If I Pay for a Study, Will They Say What I Want? Duh!


As if it weren't bad enough that the right-wing nuts have made a crusade out of bashing Obama and his efforts to get healthcare reform enacted, now the insurance industry has begun funding studies to show that healthcare reform would cost Americans more money in higher insurance costs. This comes from the industry that has made massive amounts of money over the past decade and still takes every opportunity to raise costs even more.

So on the eve of a vote in the Senate Finance Committee on a really mediocre healthcare reform bill that would not include a public option, and would still leave millions of Americans uninsured, the insurance industry released a study that showed, guess what? That this healthcare reform bill would result in higher insurance costs for Americans. Who paid for this study? The insurance industry. What did it show? A result that the insurance industry wanted. Most thinking individuals have dismissed this study as simple "pay em to say what we want." And frankly, insurance costs are going up anyway, if we don't do something about it. Can you say healthcare reform? I bet you can. Write and/or call your Congressman and your Senators. We all need to get behind this or lobbyists and idiots in Congress will make it go away, like it has a bunch of times before.

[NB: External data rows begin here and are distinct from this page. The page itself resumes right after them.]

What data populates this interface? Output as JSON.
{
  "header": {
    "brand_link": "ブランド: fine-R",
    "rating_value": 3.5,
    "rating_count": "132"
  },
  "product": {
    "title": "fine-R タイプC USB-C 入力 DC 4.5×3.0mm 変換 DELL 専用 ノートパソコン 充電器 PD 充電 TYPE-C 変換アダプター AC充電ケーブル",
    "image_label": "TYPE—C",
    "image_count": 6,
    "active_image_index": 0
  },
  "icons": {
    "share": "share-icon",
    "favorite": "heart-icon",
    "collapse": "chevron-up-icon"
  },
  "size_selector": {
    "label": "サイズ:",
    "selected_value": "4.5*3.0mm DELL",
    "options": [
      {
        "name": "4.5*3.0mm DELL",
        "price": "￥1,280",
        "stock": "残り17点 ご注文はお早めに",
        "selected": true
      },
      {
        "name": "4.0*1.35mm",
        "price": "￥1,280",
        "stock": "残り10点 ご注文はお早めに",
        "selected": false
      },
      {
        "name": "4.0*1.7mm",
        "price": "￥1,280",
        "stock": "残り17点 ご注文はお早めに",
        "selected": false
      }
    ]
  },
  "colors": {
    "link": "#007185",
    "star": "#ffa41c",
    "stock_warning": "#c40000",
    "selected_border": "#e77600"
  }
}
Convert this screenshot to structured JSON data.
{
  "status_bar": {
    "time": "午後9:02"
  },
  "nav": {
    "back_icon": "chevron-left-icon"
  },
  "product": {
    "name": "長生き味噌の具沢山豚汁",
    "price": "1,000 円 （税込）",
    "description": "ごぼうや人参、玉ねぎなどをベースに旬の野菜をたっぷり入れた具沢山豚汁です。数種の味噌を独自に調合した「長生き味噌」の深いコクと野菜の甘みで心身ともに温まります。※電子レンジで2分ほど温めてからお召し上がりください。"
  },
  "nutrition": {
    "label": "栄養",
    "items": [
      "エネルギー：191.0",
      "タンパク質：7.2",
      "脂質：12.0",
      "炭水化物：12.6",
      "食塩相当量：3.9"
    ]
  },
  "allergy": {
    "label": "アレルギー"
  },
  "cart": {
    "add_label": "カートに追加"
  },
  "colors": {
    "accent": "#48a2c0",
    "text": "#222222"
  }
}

Anyway, today the Senate Finance Committee bill on healthcare reform passed out of committee when a majority, including one lone Republican voted for it. This is the bill that has been pursued by Senator Baucus and which does not include a public insurance option. Now this bill will be combined with a more liberal version from the health committee and the fighting and compromising on the Senate floor will begin. This 15 round heavyweight bout is scheduled to begin sometime next week. How long will that take? Who knows?

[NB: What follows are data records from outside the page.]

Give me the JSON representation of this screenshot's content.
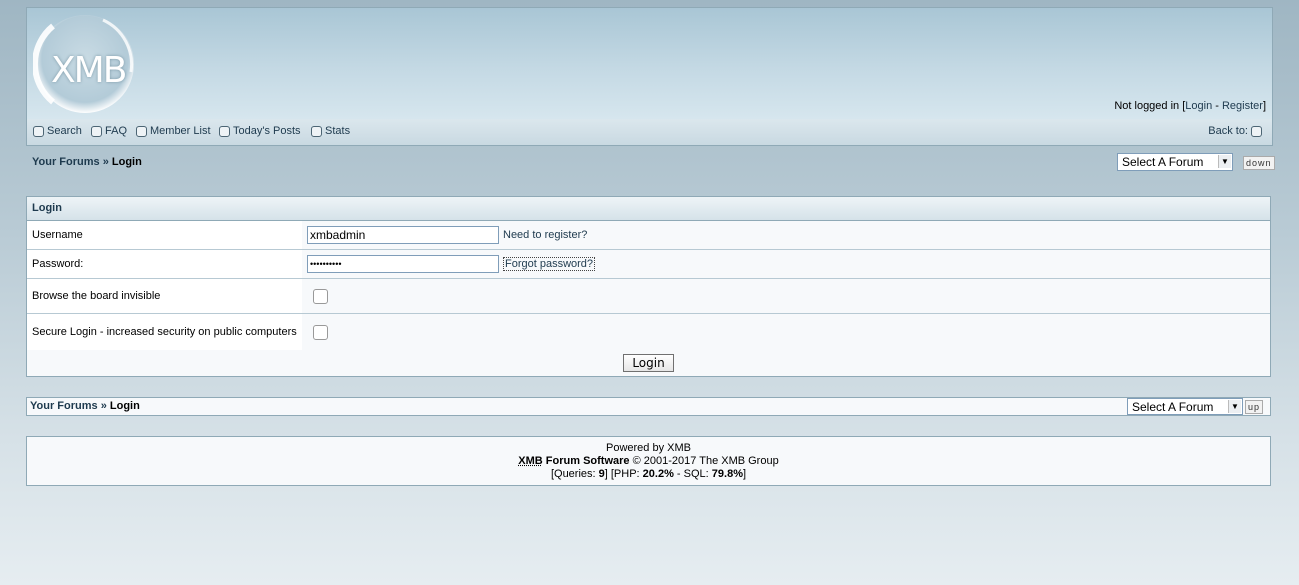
{
  "header": {
    "logo_text": "XMB",
    "status_prefix": "Not logged in [",
    "login_link": "Login",
    "separator": " - ",
    "register_link": "Register",
    "status_suffix": "]"
  },
  "navbar": {
    "items": [
      {
        "label": "Search",
        "icon": "search-icon"
      },
      {
        "label": "FAQ",
        "icon": "faq-icon"
      },
      {
        "label": "Member List",
        "icon": "member-list-icon"
      },
      {
        "label": "Today's Posts",
        "icon": "todays-posts-icon"
      },
      {
        "label": "Stats",
        "icon": "stats-icon"
      }
    ],
    "back_to": "Back to:"
  },
  "breadcrumb": {
    "home": "Your Forums",
    "sep": " » ",
    "current": "Login"
  },
  "forum_select": {
    "value": "Select A Forum",
    "jump_down": "down",
    "jump_up": "up"
  },
  "login_panel": {
    "title": "Login",
    "username_label": "Username",
    "username_value": "xmbadmin",
    "need_register": "Need to register?",
    "password_label": "Password:",
    "password_value": "••••••••••",
    "forgot_password": "Forgot password?",
    "invisible_label": "Browse the board invisible",
    "secure_label": "Secure Login - increased security on public computers",
    "submit": "Login"
  },
  "footer": {
    "powered": "Powered by XMB",
    "xmb": "XMB",
    "software": " Forum Software",
    "copyright": " © 2001-2017 The XMB Group",
    "q_prefix": "[Queries: ",
    "queries": "9",
    "php_prefix": "] [PHP: ",
    "php": "20.2%",
    "sql_prefix": " - SQL: ",
    "sql": "79.8%",
    "suffix": "]"
  }
}
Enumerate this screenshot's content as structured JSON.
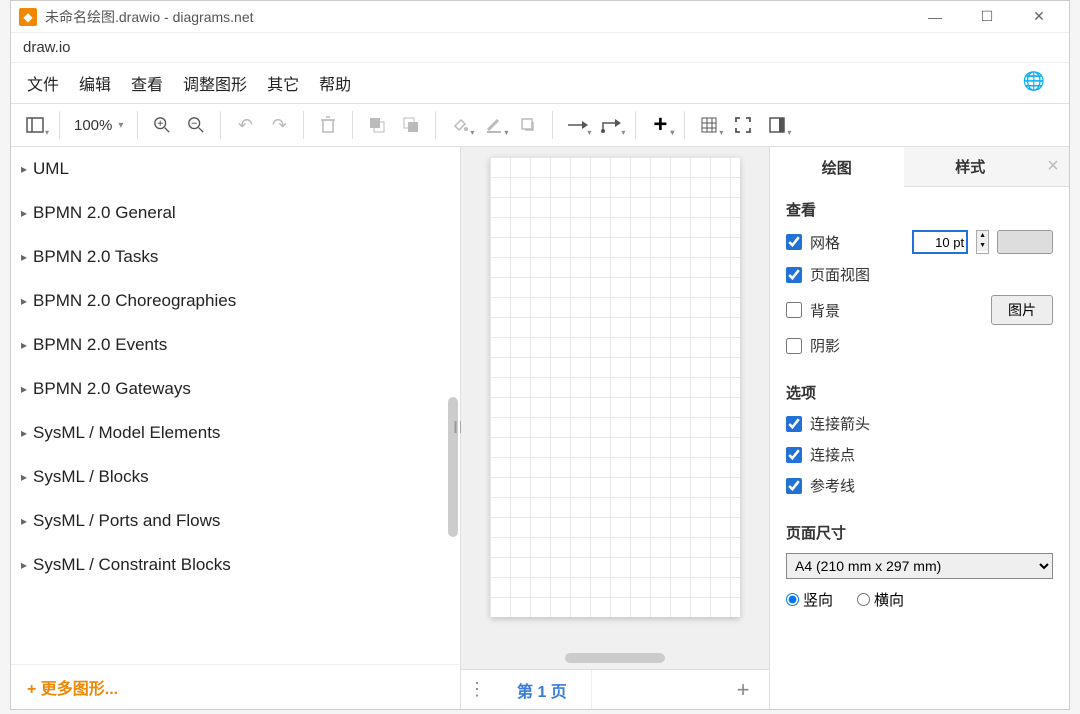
{
  "titlebar": {
    "title": "未命名绘图.drawio - diagrams.net"
  },
  "subtitle": "draw.io",
  "menu": {
    "file": "文件",
    "edit": "编辑",
    "view": "查看",
    "shape": "调整图形",
    "other": "其它",
    "help": "帮助"
  },
  "toolbar": {
    "zoom": "100%"
  },
  "shapes": [
    "UML",
    "BPMN 2.0 General",
    "BPMN 2.0 Tasks",
    "BPMN 2.0 Choreographies",
    "BPMN 2.0 Events",
    "BPMN 2.0 Gateways",
    "SysML / Model Elements",
    "SysML / Blocks",
    "SysML / Ports and Flows",
    "SysML / Constraint Blocks"
  ],
  "more_shapes": "+ 更多图形...",
  "tabs": {
    "page1": "第 1 页"
  },
  "panel": {
    "tab_draw": "绘图",
    "tab_style": "样式",
    "view_heading": "查看",
    "grid": "网格",
    "grid_value": "10 pt",
    "pageview": "页面视图",
    "background": "背景",
    "image_btn": "图片",
    "shadow": "阴影",
    "options_heading": "选项",
    "arrows": "连接箭头",
    "points": "连接点",
    "guides": "参考线",
    "pagesize_heading": "页面尺寸",
    "pagesize_value": "A4 (210 mm x 297 mm)",
    "portrait": "竖向",
    "landscape": "横向"
  }
}
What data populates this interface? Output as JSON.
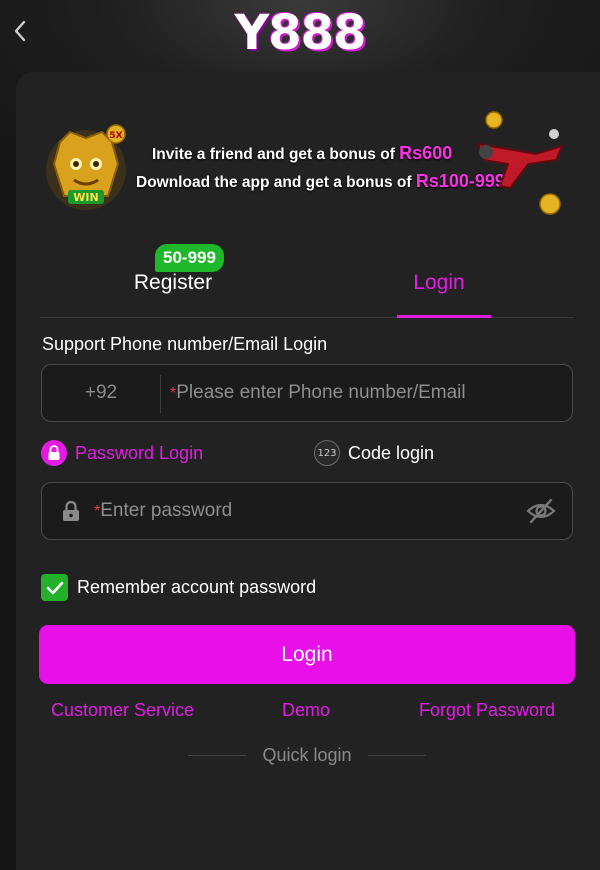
{
  "header": {
    "back_icon": "chevron-left-icon",
    "logo_y": "Y",
    "logo_num": "888"
  },
  "banner": {
    "invite_text": "Invite a friend and get a bonus of",
    "invite_amount": "Rs600",
    "download_text": "Download the app and get a bonus of",
    "download_amount": "Rs100-999",
    "trophy_text": "WIN",
    "multiplier_text": "5X"
  },
  "tabs": {
    "register_label": "Register",
    "register_badge": "50-999",
    "login_label": "Login",
    "active": "Login"
  },
  "form": {
    "support_label": "Support Phone number/Email Login",
    "country_code": "+92",
    "required_mark": "*",
    "phone_placeholder": "Please enter Phone number/Email",
    "password_login_label": "Password Login",
    "code_login_icon_text": "123",
    "code_login_label": "Code login",
    "password_placeholder": "Enter password",
    "remember_label": "Remember account password",
    "remember_checked": true,
    "login_button": "Login"
  },
  "links": {
    "customer_service": "Customer Service",
    "demo": "Demo",
    "forgot_password": "Forgot Password"
  },
  "quick_login_label": "Quick login",
  "colors": {
    "accent": "#e41be4",
    "badge_green": "#1fb82a",
    "background": "#141414",
    "card": "#222222"
  }
}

Of course the eventual passage of some healthcare reform in the Senate only means that it then passes over to the House of Representatives and Congressmen in the House will spend an inordinate amount of time arguing over reconciliation of their version of the bill with the Senate version, and some eventual compromises will be reached this decade hopefully, this century surely. Meanwhile the insurance companies will continue to put out as much propaganda as they possibly can to obfuscate the issue and make it seem like we need to keep things the way they are. Of course they want things to stay the way they are. They're making money hand over fist. Who cares about the public and their petty little healthcare needs? This is the land of the free and the home of the profit. Capitalism rules dude! Get the government out of my profits! (Oops, sorry. I was channeling a Blue Cross executive for a moment there.)

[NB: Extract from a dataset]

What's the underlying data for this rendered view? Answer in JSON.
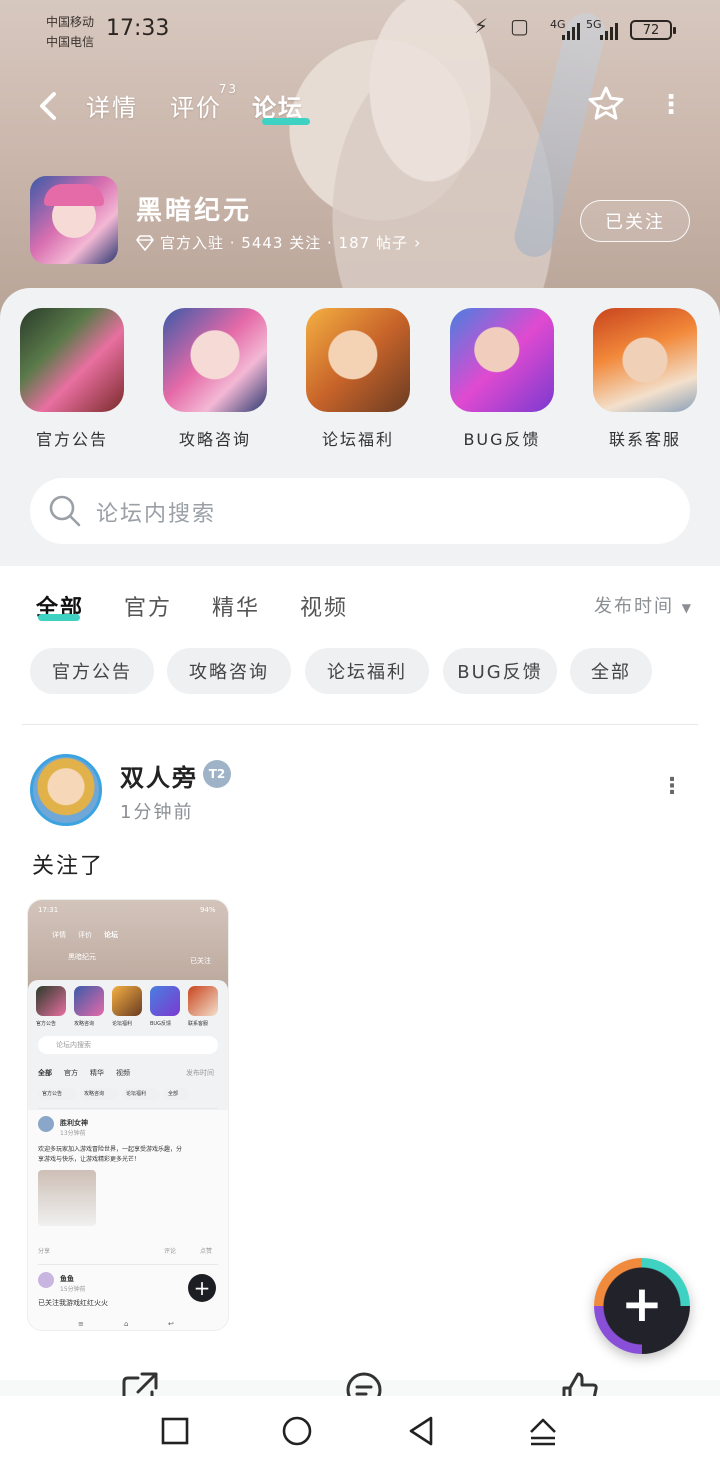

Meanwhile the public will continue to pay through the nose for their healthcare. Meanwhile millions upon millions of Americans will continue to have no health insurance and will not be able to get any healthcare except emergency care. Meanwhile the cost of healthcare in America will continue to spiral upwards. Meanwhile the average citizen of most every other advanced industrial nation in the world will continue to get better healthcare than we do in the U.S. and will enjoy better health as a result. Isn't there somebody out there who wants to get pissed about this? Isn't there somebody out there who wants to start a citizens' movement? Isn't there somebody out there who remembers what the public at large can do when it mobilizes, as it did against the Vietnam War? This is our country. This is our health. This is our issue. For God's sake, let's see that a reasonable reform of our current system is reached. Let's see that all Americans have equal access to healthcare. I think it's a Constitutional right. (Equal protection under the law.)